Énergies écoféministes chez Anaïs Barbeau-Lavalette

Auteurs-es

  • Élise Lepage

Résumé

Cet article propose une lecture de deux romans d’Anaïs Barbeau-Lavalette, Femme forêt (2021) et Femme fleuve (2022) à la lumière de théories écoféministes qui permettent de repenser tout un ensemble de relations, en dehors des présupposés épistémologiques binaires qui renvoient généralement dos à dos des concepts (esprit/corps, théorie/expérience, homme/femme, culture/nature, etc.) tout en dévalorisant et instrumentalisant l’un des termes. La pensée écoféministe invite au contraire à associer théorisation et pratique, et insiste sur les échanges, les flux et les influences qui s’effectuent entre les êtres, mais aussi entre la pensée et l’action. En faisant rayonner la polysémie du terme d’énergie, cet article analyse successivement les représentations du désir de savoir et du désir sexuel des narratrices, avant de s’attarder sur certains motifs spécifiques liés aux sensations. La main symbolise à la fois la douceur de la caresse et l’énergie de l’action, tandis que le piquant, sensation plurisensorielle, permet de décloisonner les différentes classes d’êtres vivants afin de mettre en valeur leurs capacités de régénération, d’hybridation et d’adaptabilité. En somme, cet article montre comment ces deux romans de Barbeau-Lavalette montrent de nouvelles façons d’envisager et d’imaginer les relations entre êtres vivants dans une perspective écoféministe.

Biographie de l'auteur-e

Élise Lepage

Élise Lepage est professeure agrégée à l’Université de Waterloo. Ses travaux portent sur l’imaginaire géographique et le paysage dans la littérature québécoise et de la francophonie canadienne.
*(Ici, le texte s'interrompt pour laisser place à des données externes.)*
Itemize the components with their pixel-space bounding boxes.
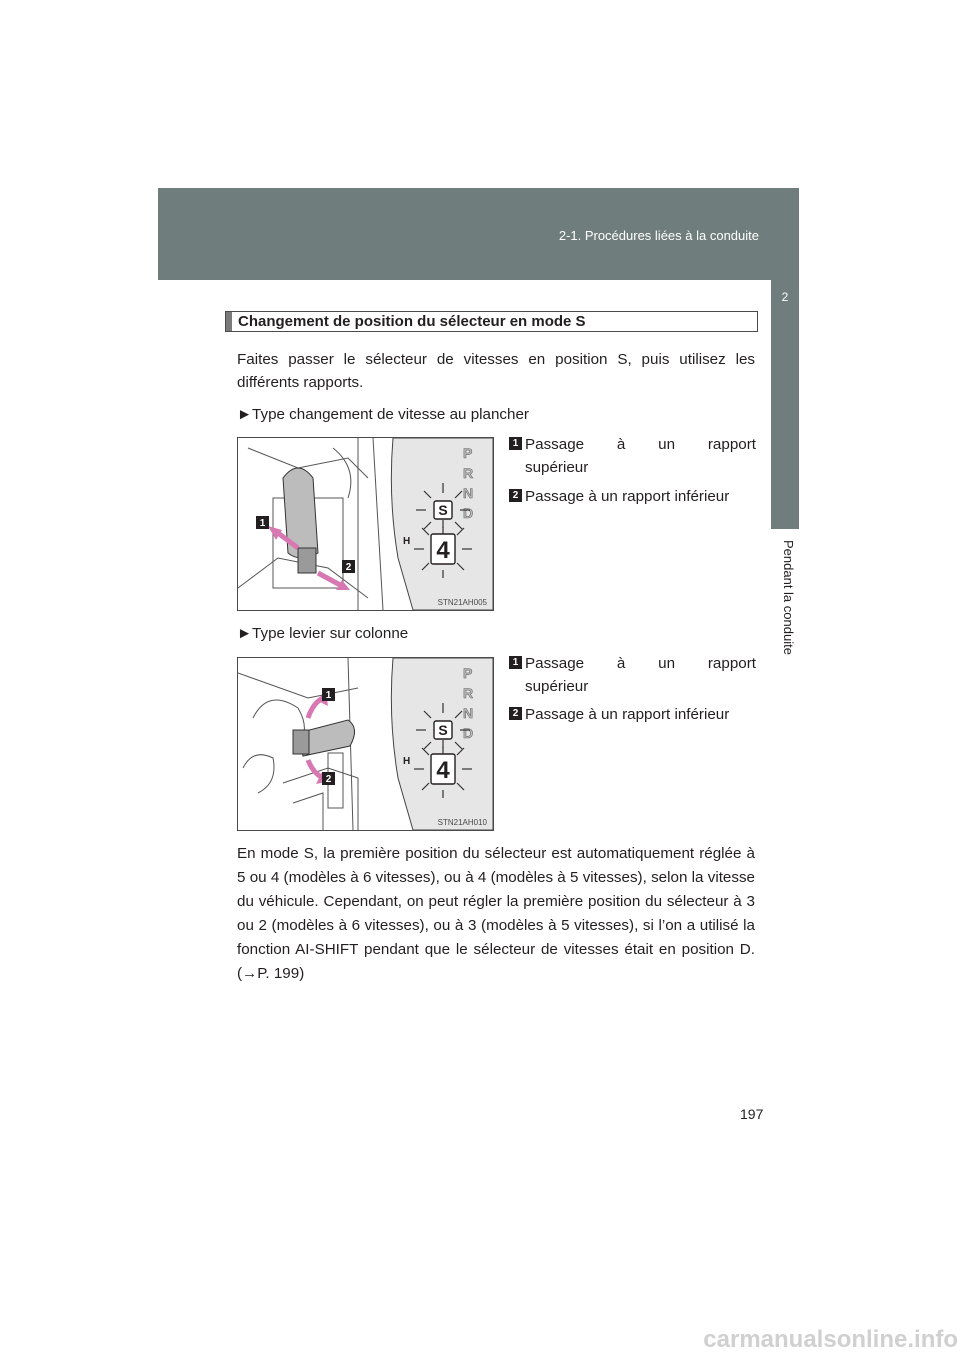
legend-number-1: 1 — [509, 656, 522, 669]
gear-r: R — [463, 685, 474, 701]
gear-r: R — [463, 465, 474, 481]
chapter-title: 2-1. Procédures liées à la conduite — [558, 228, 759, 243]
side-tab-number: 2 — [781, 290, 789, 304]
intro-paragraph: Faites passer le sélecteur de vitesses en position S, puis utilisez les différents rapports. — [237, 351, 755, 391]
figure-callout-2: 2 — [345, 562, 352, 573]
mode-s-indicator: S — [438, 722, 448, 738]
section-header — [225, 311, 758, 332]
watermark: carmanualsonline.info — [703, 1326, 958, 1353]
floor-shift-figure — [237, 437, 494, 611]
h-indicator: H — [403, 756, 411, 767]
legend-number-1: 1 — [509, 437, 522, 450]
h-indicator: H — [403, 536, 411, 547]
side-tab — [771, 280, 799, 529]
gear-p: P — [463, 665, 473, 681]
figure-callout-1: 1 — [259, 518, 266, 529]
chapter-header — [158, 188, 799, 280]
figure-callout-1: 1 — [325, 690, 332, 701]
gear-d: D — [463, 505, 474, 521]
legend-item-upshift: 1 Passage à un rapport supérieur — [509, 652, 756, 698]
legend-number-2: 2 — [509, 489, 522, 502]
side-tab-label: Pendant la conduite — [781, 540, 796, 655]
gear-n: N — [463, 485, 474, 501]
column-shift-illustration — [238, 658, 493, 830]
legend-number-2: 2 — [509, 707, 522, 720]
gear-p: P — [463, 445, 473, 461]
column-shift-bullet: ►Type levier sur colonne — [237, 625, 409, 642]
legend-item-downshift: 2 Passage à un rapport inférieur — [509, 703, 756, 726]
floor-shift-illustration — [238, 438, 493, 610]
mode-s-indicator: S — [438, 502, 448, 518]
gear-n: N — [463, 705, 474, 721]
section-title: Changement de position du sélecteur en mode S — [238, 313, 586, 330]
gear-d: D — [463, 725, 474, 741]
figure-code: STN21AH005 — [437, 598, 487, 607]
gear-number: 4 — [436, 537, 450, 564]
page-number: 197 — [740, 1106, 764, 1122]
column-shift-figure — [237, 657, 494, 831]
floor-shift-bullet: ►Type changement de vitesse au plancher — [237, 406, 529, 423]
legend-item-upshift: 1 Passage à un rapport supérieur — [509, 433, 756, 479]
figure-callout-2: 2 — [325, 774, 332, 785]
figure-code: STN21AH010 — [437, 818, 487, 827]
gear-number: 4 — [436, 757, 450, 784]
body-paragraph: En mode S, la première position du sélecteur est automatiquement réglée à 5 ou 4 (modèles à 6 vitesses), ou à 4 (modèles à 5 vitesses), selon la vitesse du véhicule. Cependant, on peut régler la première position du sélecteur à 3 ou 2 (modèles à 6 vitesses), ou à 3 (modèles à 5 vitesses), si l’on a utilisé la fonction AI-SHIFT pendant que le sélecteur de vitesses était en position D. (→P. 199) — [237, 845, 755, 982]
legend-item-downshift: 2 Passage à un rapport inférieur — [509, 485, 756, 508]
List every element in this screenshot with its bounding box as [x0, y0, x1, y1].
Spécialiste de poésie contemporaine, elle mobilise des approches écopoétique et écoféministe. Elle a entre autres publié une monographie, Géographie des confins (2016), co-dirigé deux collectifs et plusieurs dossiers de revues savantes (Études littéraires, Voix & Images, @nalyses, etc.). Depuis plusieurs années, elle dirige la collection « Voix savantes » aux Éditions David à Ottawa et est membre du comité éditorial des revues @nalyses et Québec Studies. Elle a été présidente de l’Association des littératures canadienne et québécoise (ALCQ, 2017-2019) et membre de jury de plusieurs prix littéraires et académiques.